Raft used to depend on xrow, because it used raft_request as a
communication and persistence unit. Xrow is a part of src/box
library set, so it blocked Raft extraction into src/lib/raft.

This patch makes Raft not depend on xrow. For that Raft introduces
a new communication and persistence unit - struct raft_msg.
Interestingly, throughout its source code Raft already uses term
'message' to describe requests, so this patch also restores the
consistency. This is because raft_request name was used to be
consistent with other *_request structs in xrow.h. Now Raft does
not depend on this, and can use its own name.

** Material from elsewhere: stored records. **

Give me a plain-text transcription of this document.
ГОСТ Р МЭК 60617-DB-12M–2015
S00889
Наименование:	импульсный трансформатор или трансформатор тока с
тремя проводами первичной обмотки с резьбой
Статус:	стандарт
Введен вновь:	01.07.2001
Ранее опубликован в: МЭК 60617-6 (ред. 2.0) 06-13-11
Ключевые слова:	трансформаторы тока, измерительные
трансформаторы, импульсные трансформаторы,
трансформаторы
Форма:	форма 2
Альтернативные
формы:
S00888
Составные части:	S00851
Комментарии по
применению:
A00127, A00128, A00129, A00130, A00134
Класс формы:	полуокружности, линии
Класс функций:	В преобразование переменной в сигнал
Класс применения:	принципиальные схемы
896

Struct raft_msg repeats raft_request literally, but it actually
makes sense. Because when Raft is extracted to a new library, it
may start evolving independently. Its raft_msg may be populated
with new members, or their behaviour may change depending on how
the algorithm will evolve.

But inside box it will be possible to tweak and extend raft_msg
whenever it is necessary, via struct raft_request, and without
changing the basic library.

For instance, in future we may want to make nodes forward the
messages to each other during voting to speed the process up, and
for that we may want to add an explicit 'source' field to
raft_request, while it won't be necessary on the level of
raft_msg.

There is a new compatibility layer in src/box/raft.h which hides
raft_msg details from other box code, and does the msg <-> request
conversions.

Part of #5303
---
 src/box/applier.cc     |  2 +-
 src/box/box.cc         |  4 +--
 src/box/memtx_engine.c |  4 +--
 src/box/raft.c         | 70 ++++++++++++++++++++++++++++++++++++++----
 src/box/raft.h         | 24 +++++++++++++++
 src/box/raftlib.c      | 28 ++++++++---------
 src/box/raftlib.h      | 38 ++++++++++++++++++-----
 src/box/xrow.h         |  4 +++
 8 files changed, 139 insertions(+), 35 deletions(-)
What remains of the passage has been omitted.